Choline in cystic fibrosis: relations to pancreas insufficiency, enterohepatic cycle, PEMT and intestinal microbiota
Wolfgang Bernhard European Journal of Nutrition volume 60, pages1737–1759 (2021)
Cystic Fibrosis (CF) is an autosomal recessive disorder with life-threatening organ manifestations. 87% of CF patients develop exocrine pancreas insufficiency, frequently starting in utero and requiring lifelong pancreatic enzyme substitution. 99% develop progressive lung disease, and 20–60% CF-related liver disease, from mild steatosis to cirrhosis. Characteristically, pancreas, liver and lung are linked by choline metabolism, a critical nutrient in CF. Choline is a tightly regulated tissue component in the form of phosphatidylcholine (Ptd’Cho) and sphingomyelin (SPH) in all membranes and many secretions, particularly of liver (bile, lipoproteins) and lung (surfactant, lipoproteins).
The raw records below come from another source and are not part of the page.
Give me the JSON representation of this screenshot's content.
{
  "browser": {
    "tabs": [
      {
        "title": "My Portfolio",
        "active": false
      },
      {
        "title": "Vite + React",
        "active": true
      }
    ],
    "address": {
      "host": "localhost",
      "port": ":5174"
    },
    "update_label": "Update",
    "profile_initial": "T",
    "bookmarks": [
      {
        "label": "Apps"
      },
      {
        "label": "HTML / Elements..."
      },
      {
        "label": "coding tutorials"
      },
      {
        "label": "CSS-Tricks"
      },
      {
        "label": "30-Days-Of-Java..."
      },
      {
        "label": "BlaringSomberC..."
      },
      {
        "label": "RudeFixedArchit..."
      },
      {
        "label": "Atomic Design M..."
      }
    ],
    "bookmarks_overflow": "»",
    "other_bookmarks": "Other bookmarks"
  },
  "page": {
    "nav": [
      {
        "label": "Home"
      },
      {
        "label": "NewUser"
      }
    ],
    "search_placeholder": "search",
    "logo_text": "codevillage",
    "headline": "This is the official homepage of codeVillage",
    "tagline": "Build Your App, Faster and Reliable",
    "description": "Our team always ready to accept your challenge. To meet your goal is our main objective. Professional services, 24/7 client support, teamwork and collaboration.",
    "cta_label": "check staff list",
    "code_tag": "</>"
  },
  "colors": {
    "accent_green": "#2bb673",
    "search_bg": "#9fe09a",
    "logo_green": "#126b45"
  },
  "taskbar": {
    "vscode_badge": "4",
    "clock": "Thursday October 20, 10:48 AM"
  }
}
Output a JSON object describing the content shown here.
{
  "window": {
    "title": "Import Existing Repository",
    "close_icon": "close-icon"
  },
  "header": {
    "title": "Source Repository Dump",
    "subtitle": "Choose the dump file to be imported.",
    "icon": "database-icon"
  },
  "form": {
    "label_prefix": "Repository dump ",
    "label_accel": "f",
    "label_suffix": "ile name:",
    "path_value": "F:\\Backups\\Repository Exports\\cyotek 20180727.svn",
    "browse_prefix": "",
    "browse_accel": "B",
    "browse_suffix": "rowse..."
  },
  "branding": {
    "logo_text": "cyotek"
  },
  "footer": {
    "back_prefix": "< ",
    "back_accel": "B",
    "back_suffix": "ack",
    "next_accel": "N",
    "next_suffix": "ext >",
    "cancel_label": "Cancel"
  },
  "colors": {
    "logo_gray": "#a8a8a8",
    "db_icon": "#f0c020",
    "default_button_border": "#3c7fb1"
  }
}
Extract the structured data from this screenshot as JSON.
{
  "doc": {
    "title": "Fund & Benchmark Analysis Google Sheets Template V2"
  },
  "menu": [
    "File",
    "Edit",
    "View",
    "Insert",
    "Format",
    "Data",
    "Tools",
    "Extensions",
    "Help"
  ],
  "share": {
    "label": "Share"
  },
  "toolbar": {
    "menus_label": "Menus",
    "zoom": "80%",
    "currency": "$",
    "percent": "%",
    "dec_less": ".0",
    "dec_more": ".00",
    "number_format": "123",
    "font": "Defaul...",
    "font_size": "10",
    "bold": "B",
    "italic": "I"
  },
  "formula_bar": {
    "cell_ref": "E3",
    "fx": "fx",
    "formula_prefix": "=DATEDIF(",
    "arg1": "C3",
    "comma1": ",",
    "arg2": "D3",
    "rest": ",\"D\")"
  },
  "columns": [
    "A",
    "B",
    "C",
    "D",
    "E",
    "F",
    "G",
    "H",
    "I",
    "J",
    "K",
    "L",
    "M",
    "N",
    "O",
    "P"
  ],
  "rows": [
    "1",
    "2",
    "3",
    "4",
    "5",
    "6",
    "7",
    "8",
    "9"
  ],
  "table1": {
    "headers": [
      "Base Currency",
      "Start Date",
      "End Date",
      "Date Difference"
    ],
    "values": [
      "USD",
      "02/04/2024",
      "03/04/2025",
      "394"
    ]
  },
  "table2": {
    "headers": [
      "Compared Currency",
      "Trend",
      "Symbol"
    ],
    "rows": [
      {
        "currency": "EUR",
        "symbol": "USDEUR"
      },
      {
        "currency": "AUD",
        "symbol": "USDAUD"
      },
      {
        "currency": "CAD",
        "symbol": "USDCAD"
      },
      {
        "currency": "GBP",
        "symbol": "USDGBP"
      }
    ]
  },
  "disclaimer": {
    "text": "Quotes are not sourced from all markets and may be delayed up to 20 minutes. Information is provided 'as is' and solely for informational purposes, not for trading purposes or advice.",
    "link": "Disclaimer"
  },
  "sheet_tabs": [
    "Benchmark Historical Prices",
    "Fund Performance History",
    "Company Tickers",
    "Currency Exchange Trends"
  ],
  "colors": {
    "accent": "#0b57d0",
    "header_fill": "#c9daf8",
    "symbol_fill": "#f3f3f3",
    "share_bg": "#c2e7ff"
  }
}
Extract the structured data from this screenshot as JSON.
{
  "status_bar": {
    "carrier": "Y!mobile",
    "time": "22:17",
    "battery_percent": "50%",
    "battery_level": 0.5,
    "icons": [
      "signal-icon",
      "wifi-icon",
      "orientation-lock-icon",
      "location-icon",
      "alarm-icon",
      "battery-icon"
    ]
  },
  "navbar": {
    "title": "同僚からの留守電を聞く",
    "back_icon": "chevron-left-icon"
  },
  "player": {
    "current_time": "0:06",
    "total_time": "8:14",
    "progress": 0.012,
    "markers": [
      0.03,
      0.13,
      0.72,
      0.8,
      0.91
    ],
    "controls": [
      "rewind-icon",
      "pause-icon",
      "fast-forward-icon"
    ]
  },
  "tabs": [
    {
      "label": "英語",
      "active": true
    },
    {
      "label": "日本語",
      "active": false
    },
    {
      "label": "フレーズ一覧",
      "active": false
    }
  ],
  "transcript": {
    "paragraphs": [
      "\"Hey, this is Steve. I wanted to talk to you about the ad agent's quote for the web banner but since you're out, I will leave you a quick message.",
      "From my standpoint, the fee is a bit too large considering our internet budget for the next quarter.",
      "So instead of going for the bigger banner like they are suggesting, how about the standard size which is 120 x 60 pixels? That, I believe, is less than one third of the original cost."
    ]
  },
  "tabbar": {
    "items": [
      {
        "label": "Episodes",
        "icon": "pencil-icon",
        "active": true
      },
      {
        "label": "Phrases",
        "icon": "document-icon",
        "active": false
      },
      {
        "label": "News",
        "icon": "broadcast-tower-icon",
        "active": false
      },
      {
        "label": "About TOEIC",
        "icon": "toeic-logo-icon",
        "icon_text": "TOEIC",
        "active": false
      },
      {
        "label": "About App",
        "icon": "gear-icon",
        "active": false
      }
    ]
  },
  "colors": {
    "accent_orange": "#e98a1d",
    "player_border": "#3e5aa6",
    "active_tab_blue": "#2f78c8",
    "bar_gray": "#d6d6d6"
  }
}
Via its downstream metabolites, betaine, dimethylglycine and sarcosine, choline is the major one-carbon donor for methionine regeneration from homocysteine. Methionine is primarily used for essential methylation processes via S-adenosyl-methionine.
Clinical impact
CF patients with exocrine pancreas insufficiency frequently develop choline deficiency, due to loss of bile Ptd’Cho via feces. ~ 50% (11–12 g) of hepatic Ptd’Cho is daily secreted into the duodenum. Its re-uptake requires cleavage to lyso-Ptd’Cho by pancreatic and small intestinal phospholipases requiring alkaline environment. Impaired CFTR-dependent bicarbonate secretion, however, results in low duodenal pH, impaired phospholipase activity, fecal Ptd’Cho loss and choline deficiency. Low plasma choline causes decreased availability for parenchymal Ptd’Cho metabolism, impacting on organ functions. Choline deficiency results in hepatic choline/Ptd’Cho accretion from lung tissue via high density lipoproteins, explaining the link between choline deficiency and lung function. Hepatic Ptd’Cho synthesis from phosphatidylethanolamine by phosphatidylethanolamine-N-methyltransferase (PEMT) partly compensates for choline deficiency, but frequent single nucleotide polymorphisms enhance choline requirement. Additionally, small intestinal bacterial overgrowth (SIBO) frequently causes intraluminal choline degradation in CF patients prior to its absorption. As adequate choline supplementation was clinically effective and adult as well as pediatric CF patients suffer from choline deficiency, choline supplementation in CF patients of all ages should be evaluated.